Logarithmic Differentiation
Sometimes it's just easier to take the derivative of $\ln(y)$
than of $y$. In those cases, we can get $y'$ indirectly by using
the chain rule. In fact, $$ \frac{d}{dx} \ln(y)=
\frac{1}{y}\frac{dy}{dx},$$ or, equivalently $$\frac{dy}{dx} = y
\frac{d}{dx}\left(\ln(y)\right).$$
So, to compute $\displaystyle \frac{dy}{dx}$, first compute
$\ln(y)$, then take its derivative, and then multiply the answer
by $y$. This procedure isn't always helpful, and in some cases it
can make computations much harder, but in others it can make them
much easier.
Example: Find the derivative of $y=x^x$.
DO: Try to work this
problem before reading further.
This is a classic example: we can't take the derivative of $x^x$
from the product, quotient or chain rules (at least not without
some serious tricks), nor the rule for differentiating exponential
functions, so it looks like we're stuck. However, $$\ln(y) =
x\ln(x),$$ which we do know how to differentiate.
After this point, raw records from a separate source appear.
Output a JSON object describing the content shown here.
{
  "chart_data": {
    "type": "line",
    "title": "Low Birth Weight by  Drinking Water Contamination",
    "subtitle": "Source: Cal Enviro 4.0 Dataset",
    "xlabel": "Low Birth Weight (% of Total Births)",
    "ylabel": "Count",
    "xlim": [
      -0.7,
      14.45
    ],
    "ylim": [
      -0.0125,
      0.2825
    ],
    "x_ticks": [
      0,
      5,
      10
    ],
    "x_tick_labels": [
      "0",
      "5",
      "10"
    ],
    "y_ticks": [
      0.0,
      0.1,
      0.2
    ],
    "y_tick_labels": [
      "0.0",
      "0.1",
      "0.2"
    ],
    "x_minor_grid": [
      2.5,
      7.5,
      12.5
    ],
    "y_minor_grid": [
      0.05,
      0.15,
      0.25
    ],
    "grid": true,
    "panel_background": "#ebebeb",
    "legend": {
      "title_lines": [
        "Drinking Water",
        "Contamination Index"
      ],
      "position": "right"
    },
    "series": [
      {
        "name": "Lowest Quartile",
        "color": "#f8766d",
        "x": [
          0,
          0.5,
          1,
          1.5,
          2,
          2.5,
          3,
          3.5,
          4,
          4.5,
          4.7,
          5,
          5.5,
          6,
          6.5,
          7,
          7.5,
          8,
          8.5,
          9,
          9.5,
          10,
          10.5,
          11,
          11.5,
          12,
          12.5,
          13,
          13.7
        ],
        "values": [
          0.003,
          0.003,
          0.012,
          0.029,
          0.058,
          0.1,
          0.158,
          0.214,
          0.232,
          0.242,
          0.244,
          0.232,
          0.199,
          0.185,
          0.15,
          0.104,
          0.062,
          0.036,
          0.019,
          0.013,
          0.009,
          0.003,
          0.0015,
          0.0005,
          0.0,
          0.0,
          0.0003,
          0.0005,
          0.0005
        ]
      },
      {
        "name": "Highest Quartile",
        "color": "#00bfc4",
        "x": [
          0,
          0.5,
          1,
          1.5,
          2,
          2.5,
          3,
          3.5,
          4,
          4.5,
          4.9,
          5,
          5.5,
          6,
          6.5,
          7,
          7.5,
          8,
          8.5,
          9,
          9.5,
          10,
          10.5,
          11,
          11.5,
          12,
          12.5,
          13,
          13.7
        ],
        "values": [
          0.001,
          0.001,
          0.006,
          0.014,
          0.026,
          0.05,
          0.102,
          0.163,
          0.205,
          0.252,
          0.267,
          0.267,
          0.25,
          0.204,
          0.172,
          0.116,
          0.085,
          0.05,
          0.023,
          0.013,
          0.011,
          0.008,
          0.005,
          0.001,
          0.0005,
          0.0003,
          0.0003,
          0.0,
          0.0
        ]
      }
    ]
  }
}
By the
product rule, the derivative of $x \ln(x)$ is $\displaystyle
(x)\Bigl(\frac{1}{x}\Bigr)+(1)\left(\ln(x)\right)=1+\ln(x)$, so
that $$ \frac{d}{dx}\Bigl( x^x \Bigr)= x^x
\left(1+\ln(x)\right).$$
When should you use logarithmic differentiation?
Whenever $\ln(y)$ is easier to differentiate
than $y$. This is the case when you have
$y=(f(x))^{g(x)}$ for functions $f$ and $g$.